Though sometimes they can be used heavy handedly, the show stopping numbers that pop up throughout the film, being Cole Porter classics, send toes to tapping and tease smiles from the viewers lips. Yet no matter how splashy they are the film fully blossoms for the scenes between Judd and Kline. I could not think of a better choice for Porter as Kline swings him in-between ghosts of Jeffery Anderson of Soapdish and William Hundon of the Emperors Club, shimmering wit one second and wondrous heavy the other, a teeter-totter riding up from gentle flippancy to repressed frustration and back again. Judd’s performance begins as somewhat affected and wooden, but lets herself become more and more human as time passes and trouble presses down on her.
Despite its dragging pace, in places, and its habit of under developing some critical chapters in the relationship, De-lovely is a sweet, romance for soft autumn nights when the body feels the approach of Winters cold and takes refuge in sentimentality.
The Fall
Once upon a time, in a californian hospital a young Romanian girl named Alexandria (Catinca Untaru) recuperating from a broken arm, befriends Roy (Lee Pace), a hollywood stunt man suffering from paralysis in both legs and a broken heart. Roy tells the Alexandria a story of a band of heroes led by the mysterious Masked Bandit who travel across the world to destroy the evil Governor Odious, who has killed what each loves most. Alexandria populates the fantastic tale with characters and events from her day to day encounters at the Hospital. However, Roy has his own designs about where the story is going.
The Fall is perhaps best described as the illegitimate child of The Princess Bride and Pan’s Labyrinth. Fairytales and Swashbucklers made and adapted by Children that go horribly, horribly wrong. It certainly is one of the most extraordinary films I’ve ever seen. The child of Phantasmagorically fascinated director Tarsam Singh, the Fall took four years to shoot, and featured on location shots at some of the most unbelievably beautiful places on the whole planet. The story of the interactions between Pace and Untaru would make a great film in and of themselves: five year old Untaru’s lines were mainly improvised (and done very well) and she was convinced, as was most of the crew, that Pace was in fact a paraplegic.

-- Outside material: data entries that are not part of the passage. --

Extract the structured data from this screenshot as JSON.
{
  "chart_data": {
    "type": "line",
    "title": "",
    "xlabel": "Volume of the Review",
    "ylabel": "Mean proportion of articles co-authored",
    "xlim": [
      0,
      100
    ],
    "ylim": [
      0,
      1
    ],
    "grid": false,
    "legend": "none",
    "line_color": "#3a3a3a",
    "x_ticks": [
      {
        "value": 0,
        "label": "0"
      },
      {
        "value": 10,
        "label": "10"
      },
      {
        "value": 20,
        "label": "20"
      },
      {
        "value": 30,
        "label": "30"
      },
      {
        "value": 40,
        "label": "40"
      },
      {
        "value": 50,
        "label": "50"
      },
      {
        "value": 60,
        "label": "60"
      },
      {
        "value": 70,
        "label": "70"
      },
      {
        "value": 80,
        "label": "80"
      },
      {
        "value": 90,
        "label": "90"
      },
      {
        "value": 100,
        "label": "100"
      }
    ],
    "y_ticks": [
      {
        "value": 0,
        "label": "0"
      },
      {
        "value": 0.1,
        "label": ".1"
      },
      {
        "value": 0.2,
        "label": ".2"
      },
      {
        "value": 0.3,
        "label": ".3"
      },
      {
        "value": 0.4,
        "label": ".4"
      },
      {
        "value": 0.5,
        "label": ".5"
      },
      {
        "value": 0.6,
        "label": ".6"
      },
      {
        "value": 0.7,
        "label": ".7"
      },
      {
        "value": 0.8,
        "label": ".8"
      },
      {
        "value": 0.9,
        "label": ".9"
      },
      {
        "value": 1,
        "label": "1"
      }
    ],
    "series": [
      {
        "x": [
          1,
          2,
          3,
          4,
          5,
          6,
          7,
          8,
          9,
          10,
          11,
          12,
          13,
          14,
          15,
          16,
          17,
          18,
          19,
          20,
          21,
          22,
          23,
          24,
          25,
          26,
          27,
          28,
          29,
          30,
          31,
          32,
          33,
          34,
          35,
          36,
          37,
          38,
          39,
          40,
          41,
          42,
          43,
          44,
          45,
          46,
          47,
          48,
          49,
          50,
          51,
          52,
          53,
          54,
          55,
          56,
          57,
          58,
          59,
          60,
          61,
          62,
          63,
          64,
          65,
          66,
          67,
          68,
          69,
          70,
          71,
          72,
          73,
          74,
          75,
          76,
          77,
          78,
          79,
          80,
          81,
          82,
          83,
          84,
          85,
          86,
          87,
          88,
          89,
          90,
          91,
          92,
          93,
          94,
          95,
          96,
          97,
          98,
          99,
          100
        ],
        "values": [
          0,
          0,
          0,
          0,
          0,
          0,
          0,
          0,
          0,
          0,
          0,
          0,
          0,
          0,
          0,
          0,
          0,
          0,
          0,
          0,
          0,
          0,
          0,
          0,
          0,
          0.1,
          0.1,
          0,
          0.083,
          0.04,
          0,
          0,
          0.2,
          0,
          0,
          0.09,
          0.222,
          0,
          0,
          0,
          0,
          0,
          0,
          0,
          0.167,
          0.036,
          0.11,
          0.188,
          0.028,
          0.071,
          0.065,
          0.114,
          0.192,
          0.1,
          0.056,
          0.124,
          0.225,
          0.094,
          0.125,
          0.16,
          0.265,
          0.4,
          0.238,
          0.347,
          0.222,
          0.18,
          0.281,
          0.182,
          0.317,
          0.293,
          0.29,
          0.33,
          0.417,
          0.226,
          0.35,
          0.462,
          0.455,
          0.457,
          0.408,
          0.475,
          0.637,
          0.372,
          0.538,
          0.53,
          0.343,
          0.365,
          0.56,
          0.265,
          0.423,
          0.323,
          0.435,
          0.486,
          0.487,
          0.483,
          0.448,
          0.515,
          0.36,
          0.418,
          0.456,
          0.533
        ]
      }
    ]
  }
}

As authentic as Untaru’s performance is, it is Pace who really captured my attention and respect in the film. As Roy descends deeper and deeper into depression so does Pace’s storytellers charm of constantly re-tailoring his story for his audience, dissolves before our very eyes into a self-loathing shaking creature of rage and disappointment who sears his torment on his characters and his young friend. Like King Lear, Roy rakes us and his fellow characters across the coals of absolute suffering, again and again and again. And we feel sorry for him. Scunner.

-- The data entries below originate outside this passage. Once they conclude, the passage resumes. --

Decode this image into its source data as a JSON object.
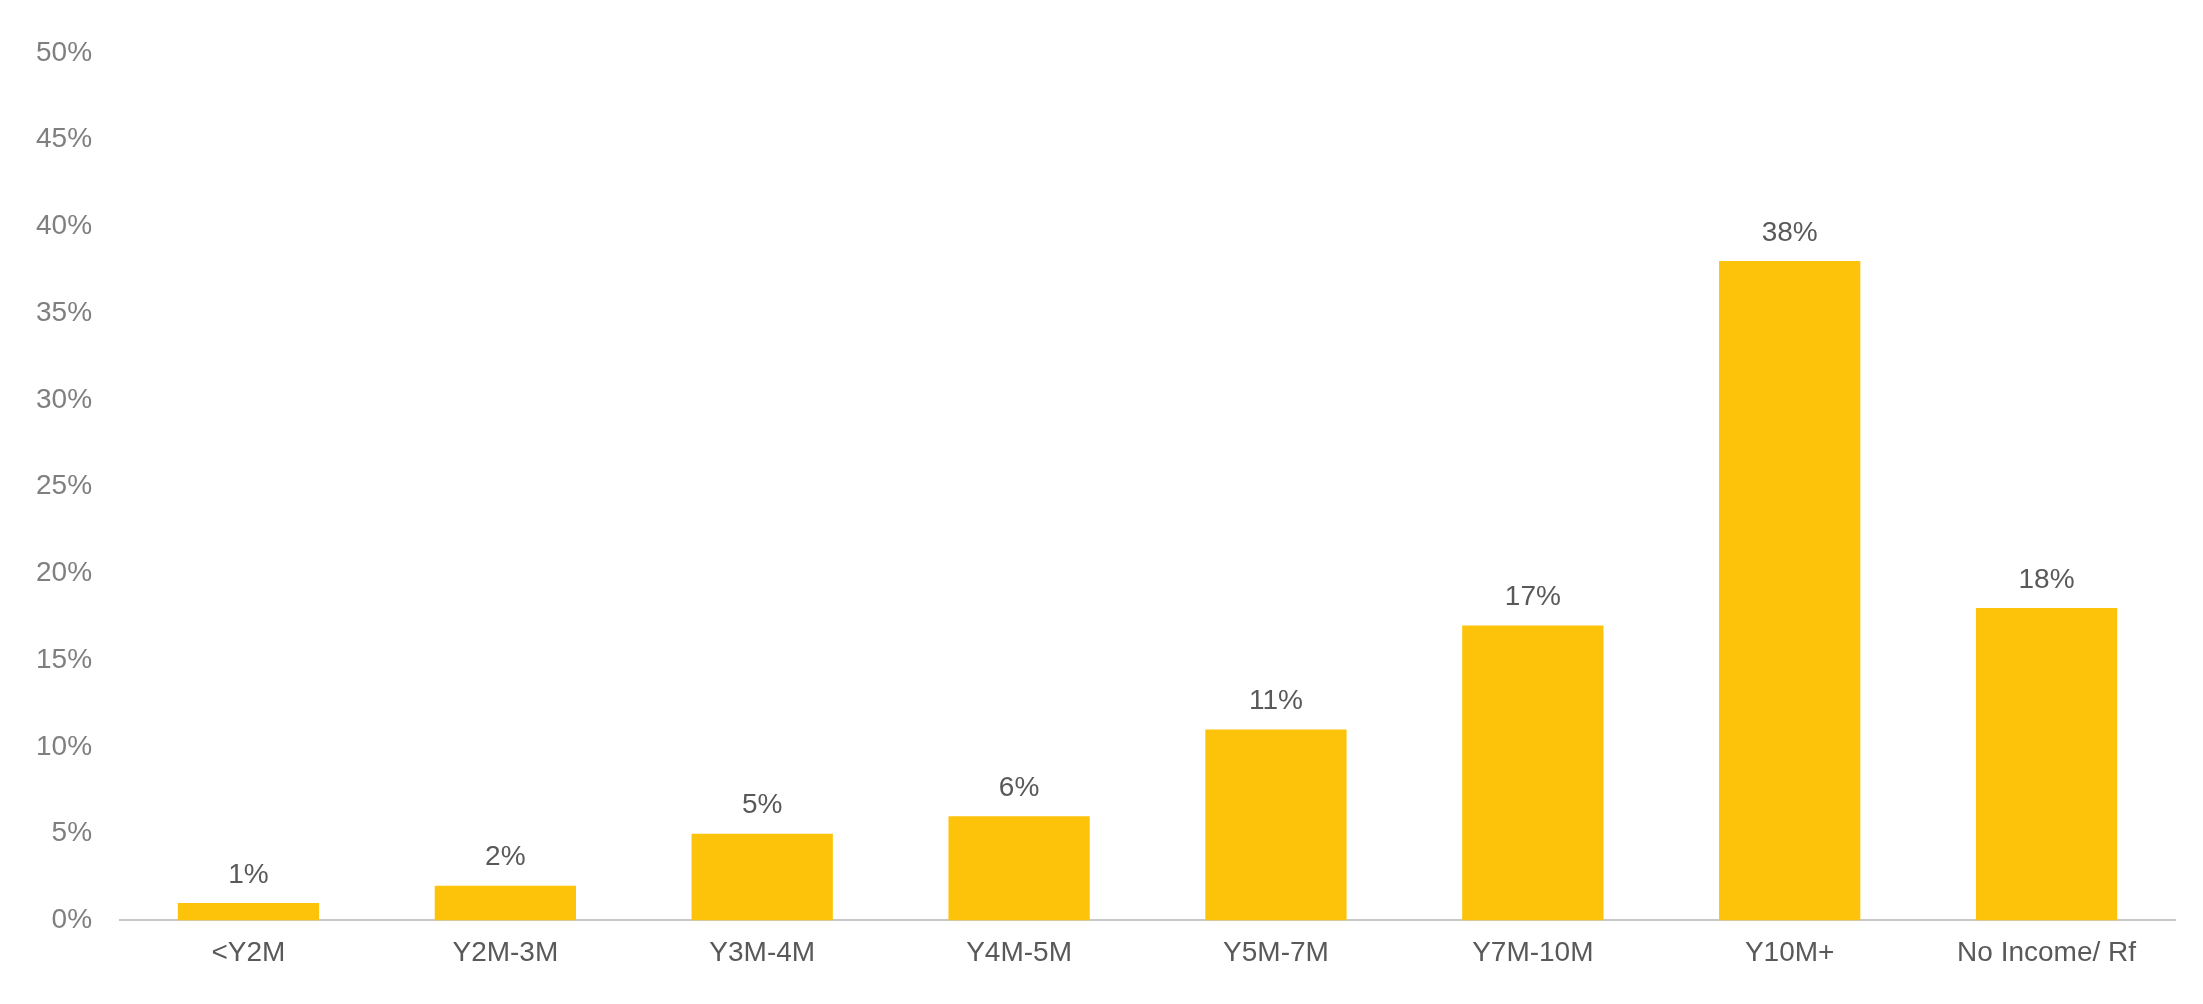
{
  "chart_data": {
    "type": "bar",
    "categories": [
      "<Y2M",
      "Y2M-3M",
      "Y3M-4M",
      "Y4M-5M",
      "Y5M-7M",
      "Y7M-10M",
      "Y10M+",
      "No Income/ Rf"
    ],
    "values": [
      1,
      2,
      5,
      6,
      11,
      17,
      38,
      18
    ],
    "value_labels": [
      "1%",
      "2%",
      "5%",
      "6%",
      "11%",
      "17%",
      "38%",
      "18%"
    ],
    "color": "#fdc30b",
    "ylim": [
      0,
      50
    ],
    "yticks": [
      {
        "value": 0,
        "label": "0%"
      },
      {
        "value": 5,
        "label": "5%"
      },
      {
        "value": 10,
        "label": "10%"
      },
      {
        "value": 15,
        "label": "15%"
      },
      {
        "value": 20,
        "label": "20%"
      },
      {
        "value": 25,
        "label": "25%"
      },
      {
        "value": 30,
        "label": "30%"
      },
      {
        "value": 35,
        "label": "35%"
      },
      {
        "value": 40,
        "label": "40%"
      },
      {
        "value": 45,
        "label": "45%"
      },
      {
        "value": 50,
        "label": "50%"
      }
    ],
    "grid": false,
    "legend": false
  }
}
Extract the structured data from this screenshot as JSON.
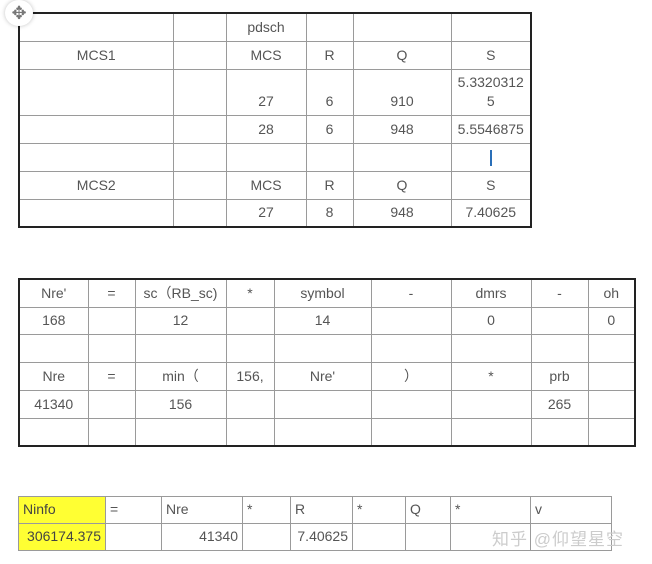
{
  "table1": {
    "col_widths": [
      154,
      53,
      80,
      47,
      98,
      80
    ],
    "row_heights": [
      28,
      28,
      46,
      28,
      28,
      28,
      28
    ],
    "rows": [
      [
        "",
        "",
        "pdsch",
        "",
        "",
        ""
      ],
      [
        "MCS1",
        "",
        "MCS",
        "R",
        "Q",
        "S"
      ],
      [
        "",
        "",
        "27",
        "6",
        "910",
        "5.3320312\n5"
      ],
      [
        "",
        "",
        "28",
        "6",
        "948",
        "5.5546875"
      ],
      [
        "",
        "",
        "",
        "",
        "",
        "|caret|"
      ],
      [
        "MCS2",
        "",
        "MCS",
        "R",
        "Q",
        "S"
      ],
      [
        "",
        "",
        "27",
        "8",
        "948",
        "7.40625"
      ]
    ]
  },
  "table2": {
    "col_widths": [
      69,
      47,
      91,
      48,
      97,
      80,
      80,
      57,
      47
    ],
    "row_heights": [
      28,
      27,
      28,
      28,
      28,
      28
    ],
    "rows": [
      [
        "Nre'",
        "=",
        "sc（RB_sc)",
        "*",
        "symbol",
        "-",
        "dmrs",
        "-",
        "oh"
      ],
      [
        "168",
        "",
        "12",
        "",
        "14",
        "",
        "0",
        "",
        "0"
      ],
      [
        "",
        "",
        "",
        "",
        "",
        "",
        "",
        "",
        ""
      ],
      [
        "Nre",
        "=",
        "min（",
        "156,",
        "Nre'",
        "）",
        "*",
        "prb",
        ""
      ],
      [
        "41340",
        "",
        "156",
        "",
        "",
        "",
        "",
        "265",
        ""
      ],
      [
        "",
        "",
        "",
        "",
        "",
        "",
        "",
        "",
        ""
      ]
    ]
  },
  "table3": {
    "col_widths": [
      87,
      56,
      81,
      48,
      62,
      53,
      45,
      80,
      81
    ],
    "row_heights": [
      27,
      27
    ],
    "highlight_color": "#ffff33",
    "rows": [
      [
        "Ninfo",
        "=",
        "Nre",
        "*",
        "R",
        "*",
        "Q",
        "*",
        "v"
      ],
      [
        "306174.375",
        "",
        "41340",
        "",
        "7.40625",
        "",
        "",
        "",
        ""
      ]
    ]
  },
  "move_handle_icon": "move-arrows-icon",
  "watermark": "知乎 @仰望星空"
}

The Fall is manipulation at its finest, clothed in sumptuous robes and drenched by the waters of tragedy. It ought to be seen if only to honor the great lengths Singh went to shoot it and the cinematic sorcery he works. It’s literally breathtaking in its visual poetry, and the story within the story has great splashes of swashbuckling delight, but the film will induce high levels of discomfort and anger within the viewer. Watch at your own risk.